Ask yourself the following questions:
- Do I regularly give my child fast food or takeaway food?
- Do I rarely give my child meals that are fresh and cooked from scratch? So no pre-packaged foods like fish fingers or tinned foods.
- Do I give my child sugary food or drinks most days? This includes ‘fruit straps’, ‘muesli bars’ and poppers.
- Do I give my child dairy desserts (ice cream, etc.), grain desserts (cookies, cake, doughnuts, etc.) or whole milk most days?
- Do I give my child the same food every day for breakfast, lunch or dinner?
- Does my child often see me eating unhealthy foods?
- Does my child eat alone or at a separate time from me?
- Does my child hear me talk about dieting because I want to lose a few kilos?

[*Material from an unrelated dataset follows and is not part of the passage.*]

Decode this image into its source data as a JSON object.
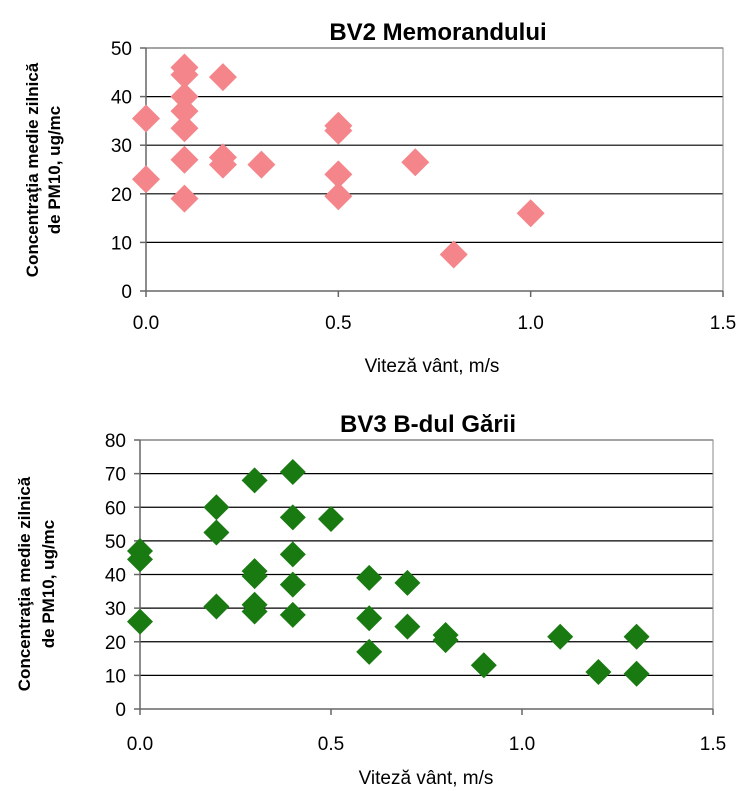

- Do I give my child antibiotics immediately when they are sick rather than waiting to let their body fight the illness?
- Do I give my child medication when they have a mild temperature?
- Do I drive my child from A to B when we could easily walk instead?

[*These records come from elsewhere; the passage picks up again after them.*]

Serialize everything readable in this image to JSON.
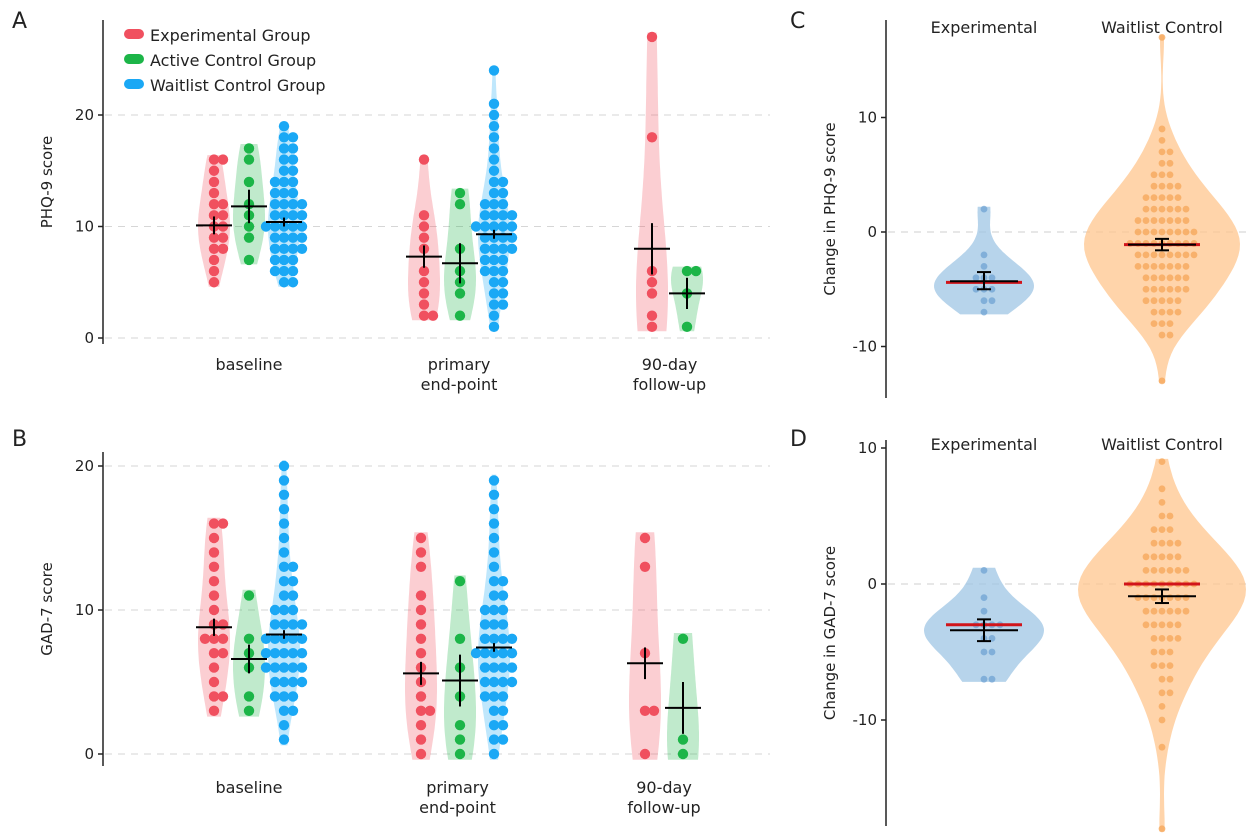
{
  "colors": {
    "experimental": "#f0505f",
    "active_control": "#1cb548",
    "waitlist_control": "#1aa8f5",
    "violin_c_blue": "#9fc6e4",
    "violin_c_orange": "#ffc68e",
    "mean_line": "#d1141a",
    "error_bar": "#000000"
  },
  "legend": [
    "Experimental Group",
    "Active Control Group",
    "Waitlist Control Group"
  ],
  "chart_data": [
    {
      "panel": "A",
      "type": "violin-swarm",
      "ylabel": "PHQ-9 score",
      "ylim": [
        0,
        27
      ],
      "yticks": [
        0,
        10,
        20
      ],
      "grid": "horizontal dashed",
      "legend_placement": "top-left",
      "categories": [
        {
          "label": "baseline",
          "lines": [
            "baseline"
          ]
        },
        {
          "label": "primary end-point",
          "lines": [
            "primary",
            "end-point"
          ]
        },
        {
          "label": "90-day follow-up",
          "lines": [
            "90-day",
            "follow-up"
          ]
        }
      ],
      "groups": [
        {
          "name": "Experimental Group",
          "color_key": "experimental",
          "means": [
            10.1,
            7.3,
            8.0
          ],
          "errors": [
            0.8,
            1.0,
            2.3
          ],
          "points": [
            [
              5,
              6,
              7,
              8,
              8,
              9,
              9,
              10,
              10,
              11,
              11,
              12,
              12,
              13,
              14,
              15,
              16,
              16
            ],
            [
              2,
              2,
              3,
              4,
              5,
              6,
              8,
              9,
              10,
              11,
              16
            ],
            [
              1,
              2,
              4,
              5,
              6,
              18,
              27
            ]
          ]
        },
        {
          "name": "Active Control Group",
          "color_key": "active_control",
          "means": [
            11.8,
            6.7,
            4.0
          ],
          "errors": [
            1.5,
            1.8,
            1.4
          ],
          "points": [
            [
              7,
              9,
              10,
              11,
              12,
              14,
              16,
              17
            ],
            [
              2,
              4,
              5,
              6,
              8,
              12,
              13
            ],
            [
              1,
              4,
              6,
              6
            ]
          ]
        },
        {
          "name": "Waitlist Control Group",
          "color_key": "waitlist_control",
          "means": [
            10.4,
            9.3,
            null
          ],
          "errors": [
            0.4,
            0.4,
            null
          ],
          "points": [
            [
              5,
              5,
              6,
              6,
              6,
              7,
              7,
              7,
              8,
              8,
              8,
              8,
              9,
              9,
              9,
              9,
              10,
              10,
              10,
              10,
              10,
              11,
              11,
              11,
              11,
              12,
              12,
              12,
              12,
              13,
              13,
              13,
              14,
              14,
              14,
              15,
              15,
              16,
              16,
              17,
              17,
              18,
              18,
              19
            ],
            [
              1,
              2,
              3,
              3,
              4,
              4,
              5,
              5,
              6,
              6,
              6,
              7,
              7,
              7,
              8,
              8,
              8,
              8,
              9,
              9,
              9,
              9,
              10,
              10,
              10,
              10,
              10,
              11,
              11,
              11,
              11,
              12,
              12,
              12,
              13,
              13,
              14,
              14,
              15,
              16,
              17,
              18,
              19,
              20,
              21,
              24
            ],
            []
          ]
        }
      ]
    },
    {
      "panel": "B",
      "type": "violin-swarm",
      "ylabel": "GAD-7 score",
      "ylim": [
        0,
        21
      ],
      "yticks": [
        0,
        10,
        20
      ],
      "grid": "horizontal dashed",
      "categories": [
        {
          "label": "baseline",
          "lines": [
            "baseline"
          ]
        },
        {
          "label": "primary end-point",
          "lines": [
            "primary",
            "end-point"
          ]
        },
        {
          "label": "90-day follow-up",
          "lines": [
            "90-day",
            "follow-up"
          ]
        }
      ],
      "groups": [
        {
          "name": "Experimental Group",
          "color_key": "experimental",
          "means": [
            8.8,
            5.6,
            6.3
          ],
          "errors": [
            0.6,
            0.8,
            1.1
          ],
          "points": [
            [
              3,
              4,
              4,
              5,
              6,
              7,
              7,
              8,
              8,
              8,
              9,
              9,
              10,
              11,
              12,
              13,
              14,
              15,
              16,
              16
            ],
            [
              0,
              1,
              2,
              3,
              3,
              4,
              5,
              6,
              7,
              8,
              9,
              10,
              11,
              13,
              14,
              15
            ],
            [
              0,
              3,
              3,
              7,
              13,
              15
            ]
          ]
        },
        {
          "name": "Active Control Group",
          "color_key": "active_control",
          "means": [
            6.6,
            5.1,
            3.2
          ],
          "errors": [
            1.0,
            1.8,
            1.8
          ],
          "points": [
            [
              3,
              4,
              6,
              7,
              8,
              11
            ],
            [
              0,
              1,
              2,
              4,
              6,
              8,
              12
            ],
            [
              0,
              1,
              8
            ]
          ]
        },
        {
          "name": "Waitlist Control Group",
          "color_key": "waitlist_control",
          "means": [
            8.3,
            7.4,
            null
          ],
          "errors": [
            0.3,
            0.3,
            null
          ],
          "points": [
            [
              1,
              2,
              3,
              3,
              4,
              4,
              4,
              5,
              5,
              5,
              5,
              6,
              6,
              6,
              6,
              6,
              7,
              7,
              7,
              7,
              7,
              8,
              8,
              8,
              8,
              8,
              9,
              9,
              9,
              9,
              10,
              10,
              10,
              11,
              11,
              12,
              12,
              13,
              13,
              14,
              15,
              16,
              17,
              18,
              19,
              20
            ],
            [
              0,
              1,
              1,
              2,
              2,
              3,
              3,
              4,
              4,
              4,
              5,
              5,
              5,
              5,
              6,
              6,
              6,
              6,
              7,
              7,
              7,
              7,
              7,
              8,
              8,
              8,
              8,
              9,
              9,
              9,
              10,
              10,
              10,
              11,
              11,
              12,
              12,
              13,
              14,
              15,
              16,
              17,
              18,
              19
            ],
            []
          ]
        }
      ]
    },
    {
      "panel": "C",
      "type": "violin-strip",
      "ylabel": "Change in PHQ-9 score",
      "ylim": [
        -14.5,
        18.5
      ],
      "yticks": [
        -10,
        0,
        10
      ],
      "grid": "zero line dashed",
      "categories": [
        "Experimental",
        "Waitlist Control"
      ],
      "groups": [
        {
          "name": "Experimental",
          "color_key": "violin_c_blue",
          "mean": -4.3,
          "median": -4.4,
          "ci": [
            -5.0,
            -3.5
          ],
          "points": [
            2,
            -2,
            -3,
            -4,
            -4,
            -4,
            -5,
            -5,
            -5,
            -6,
            -6,
            -7
          ]
        },
        {
          "name": "Waitlist Control",
          "color_key": "violin_c_orange",
          "mean": -1.1,
          "median": -1.1,
          "ci": [
            -1.6,
            -0.6
          ],
          "points": [
            17,
            9,
            8,
            7,
            7,
            6,
            6,
            5,
            5,
            5,
            4,
            4,
            4,
            4,
            3,
            3,
            3,
            3,
            3,
            2,
            2,
            2,
            2,
            2,
            2,
            1,
            1,
            1,
            1,
            1,
            1,
            1,
            0,
            0,
            0,
            0,
            0,
            0,
            0,
            0,
            -1,
            -1,
            -1,
            -1,
            -1,
            -1,
            -1,
            -1,
            -1,
            -2,
            -2,
            -2,
            -2,
            -2,
            -2,
            -2,
            -2,
            -3,
            -3,
            -3,
            -3,
            -3,
            -3,
            -3,
            -4,
            -4,
            -4,
            -4,
            -4,
            -4,
            -5,
            -5,
            -5,
            -5,
            -5,
            -5,
            -6,
            -6,
            -6,
            -6,
            -6,
            -7,
            -7,
            -7,
            -7,
            -8,
            -8,
            -8,
            -9,
            -9,
            -13
          ]
        }
      ]
    },
    {
      "panel": "D",
      "type": "violin-strip",
      "ylabel": "Change in GAD-7 score",
      "ylim": [
        -18,
        10.5
      ],
      "yticks": [
        -10,
        0,
        10
      ],
      "grid": "zero line dashed",
      "categories": [
        "Experimental",
        "Waitlist Control"
      ],
      "groups": [
        {
          "name": "Experimental",
          "color_key": "violin_c_blue",
          "mean": -3.4,
          "median": -3.0,
          "ci": [
            -4.2,
            -2.6
          ],
          "points": [
            1,
            -1,
            -2,
            -3,
            -3,
            -3,
            -3,
            -4,
            -4,
            -5,
            -5,
            -7,
            -7
          ]
        },
        {
          "name": "Waitlist Control",
          "color_key": "violin_c_orange",
          "mean": -0.9,
          "median": 0.0,
          "ci": [
            -1.4,
            -0.4
          ],
          "points": [
            9,
            7,
            6,
            5,
            5,
            4,
            4,
            4,
            3,
            3,
            3,
            3,
            2,
            2,
            2,
            2,
            2,
            1,
            1,
            1,
            1,
            1,
            1,
            0,
            0,
            0,
            0,
            0,
            0,
            0,
            0,
            0,
            -1,
            -1,
            -1,
            -1,
            -1,
            -1,
            -1,
            -2,
            -2,
            -2,
            -2,
            -2,
            -2,
            -3,
            -3,
            -3,
            -3,
            -3,
            -4,
            -4,
            -4,
            -4,
            -5,
            -5,
            -5,
            -6,
            -6,
            -6,
            -7,
            -7,
            -8,
            -8,
            -9,
            -10,
            -12,
            -18
          ]
        }
      ]
    }
  ]
}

- Did I wean my child early?
- Did I eat high-fat or sugary foods when I was breast-feeding?
- Is my child exposed to environmental contaminants i.e. pesticides on fruit and chemicals in their shampoo and soap and laundry powder?
- Do I feed my child predominantly organic food?
- Have I ever had my child tested for food intolerances?
Of course we don’t intend to make you feel inadequate as a parent; what we are trying to do is to raise your awareness of some of the things that will have an outcome on your child’s long-term health! What you feed your child will not just affect their health in the short-term but also in the years to come. Diets high in processed foods, fat and sugar result in children with lower IQs, and set the scene for obesity, behavioral problems, asthma, eczema, inflammatory conditions, and auto-immune diseases like arthritis plus illness like diabetes and cancer.
You need to be conscious of what you feed your child because the types of foods that you regularly give them when they are young will influence what they choose to eat as they get older since repeated exposure builds taste preferences that will stay with them. Also be aware of the impact your behavior around food will have on your children. You will not create children who enjoy healthy food and have a balanced mindset around food and health if they see you eating unhealthy food, doing fad diets, or even talking about diets, self-image and food in negative ways.
When your child is sick try to delay the antibiotics unless it is absolutely essential! The same applies to all medications – obviously you must use them if essential and if directed by your doctor but do not get into a habit of using them routinely for a mild headache, sore throat or fever. Remember, medication just deals with symptoms but does not ‘kill’ the bug. Antibiotics and other medications increase the likelihood of your child developing food intolerances. Repeatedly feeding your child the same foods further adds to this risk. If your child suffers from unsettled sleep, frequent regurgitation of food, colic, hiccups, excessive crying, poor appetite, flatulence, stuffy nose, frequent ear infections, watery eyes, frequent colds, noisy breathing, scratching, diarrhea or constipation, eczema, ADHD or concentration problems or stomach aches, then you should get them tested for food intolerances.
Take on board the fact that food intolerance is a rising problem in our world and it is no coincidence that it is rising fast alongside rates of diabetes, cancer, heart disease and other chronic illnesses. Why? Because most of us aren’t making great choices in terms of nutrition, lifestyle and medications taken. This leads to leaky gut syndrome which is basically a damaged gut which allows food proteins to get into the blood stream and food intolerance then occurs.
As a parent, one of the best gifts you can give your child is a strong nutritional start. Your child will not know which foods are healthy unless you teach them. Give them a varied diet, based on fresh whole foods, where meals are cooked from scratch. Don’t beat yourself up over the occasional treat. To truly look after your child’s health your must first value your own health! Lead by example to help your child develop a love for whole fresh foods that will last them a lifetime.